Since graduating from the program, Gambino has worked at Great Northern Brewing Co., Sacred Waters and now, Flathead Lake Brewing Co. in Bigfork. While he resides in Kalispell, Gambino is heavily invested in Bigfork. He is an Assistant Scoutmaster with Boy Scout Troop 1923 and is Senior Vice Commander of Bigfork VFW Post 4042.

Today is Veterans Day and the Bigfork VFW will be hosting a free spaghetti dinner for local veterans. In a normal year, there’d also be a number of veterans recognition events at local schools, but those, like many large gatherings this year, have been called off due to the pandemic. However, Gambino said there is still one easy way to celebrate the holiday: thank a veteran.
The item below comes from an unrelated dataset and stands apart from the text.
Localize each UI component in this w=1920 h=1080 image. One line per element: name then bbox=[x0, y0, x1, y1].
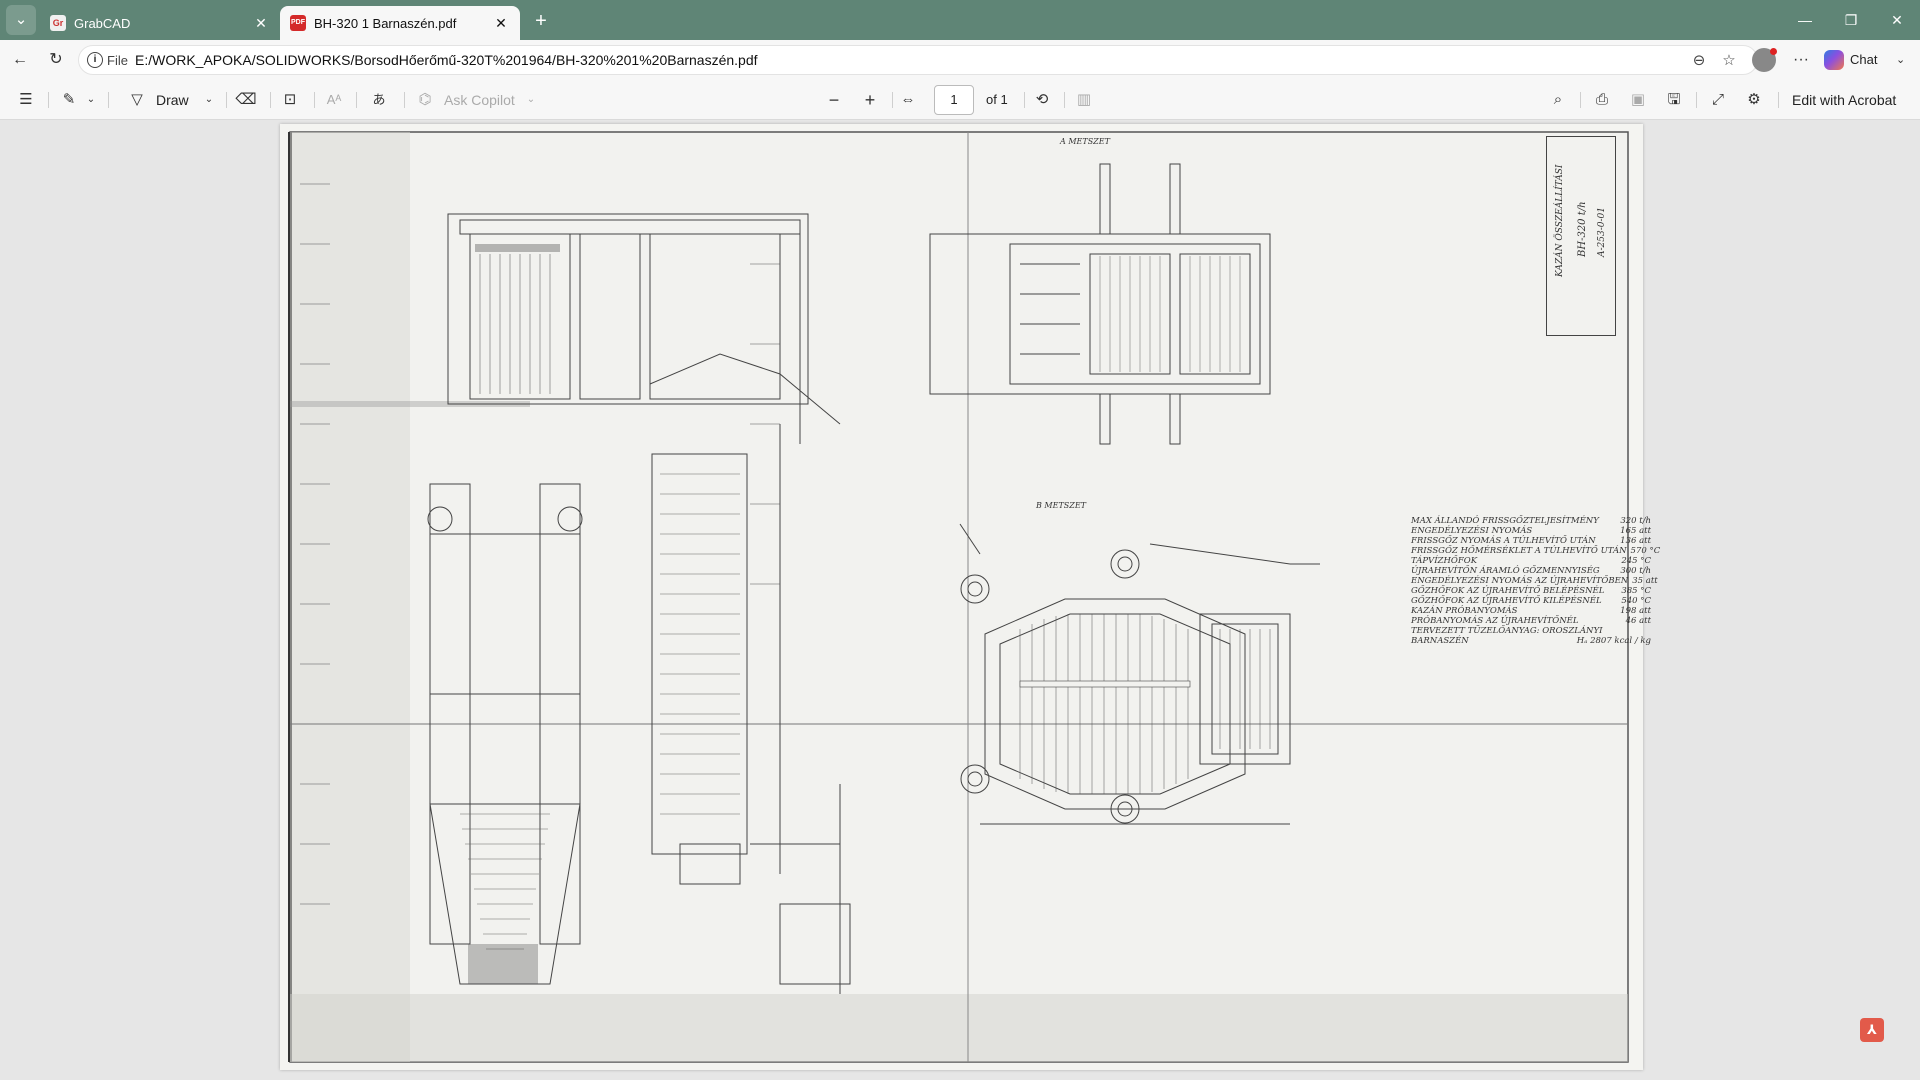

“We see eye-to-eye no matter what branch we are. We joke with each other all the time — “my branch is better than all of the other branches” — but at the end of the day … We have respect for each other because we all signed that same paper. We’re ready to provide that sacrifice if need be,” Gambino said.

“Not every veteran has had the same experiences that I have and my experiences have been small in comparison to other veterans. The Vietnam veterans, their return home was horrible. The thanks that they got was very disappointing. [Veterans Day is] an opportunity for people to make right some of those wrongs … It’s not that much to ask to just tell them thank-you.”